Bailey has also been a vocal opponent to San Diego County’s approach to the homelessness crisis, saying that for all the money spent at state, regional, and city levels, the problem should not be so rampant.
Last month, the county board of supervisors voted to join the city of San Diego in allocating funding toward purchasing three hotels to be used as permanent housing for the homeless.
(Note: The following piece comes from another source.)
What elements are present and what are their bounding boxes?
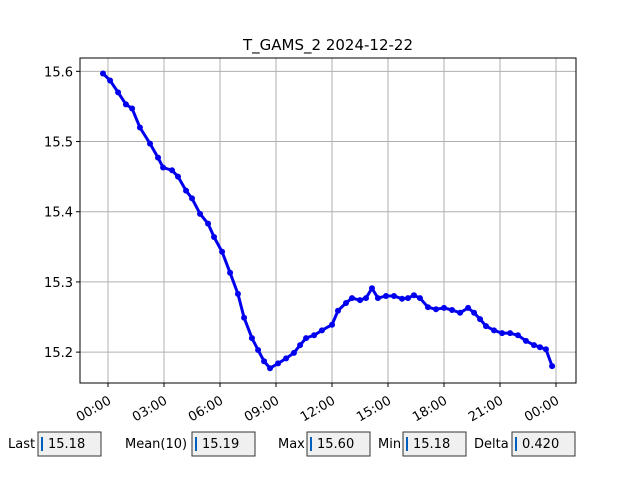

The city is applying for $88.7 million in grant money from the state to bridge the cost of the project.
The grant stipulates that any projects receiving grant money follow the housing-first approach to homelessness, of which Bailey has been critical, because it does not require people receiving aid accept support for addiction or mental health issues.
“You always have the option to say no to the state,” Bailey said. “By accepting the state’s money, your hands are tied, but if you use your own money, you can decide that, if the (housing first) policy clearly hasn’t worked based on available data, why do we continue to double down on it?”
More money is useless if it’s being channeled into avenues that will not work to reduce homelessness, Bailey said. His preferred approach would be to use local funding to purchase hotels – perhaps fewer of them — and then mandate that any person receiving housing also receive behavioral health or addiction services.
Lastly, Bailey – if he runs, that is – would hope to rein in the county’s budget.
“Right now, the County of San Diego is using a lot of one-time funds for ongoing expenses,” Bailey said. “When you look at the county’s budget, it’s transformed over the years – it’s no longer on a sustainable path if this continues.”
The board should focus on things that it holds jurisdiction over. For example, the county allocates $5 million per year to attorneys to provide services to undocumented immigrants. That’s not a county issue, Bailey said; it’s a federal one.
Despite his vision, Bailey said he is still debating whether to run for the position.
“I’m a big believer that if we can move as a society toward discussing these issues by focusing on the policies rather than partisanship,” Bailey said, “then we’re more likely to return a desired outcome.”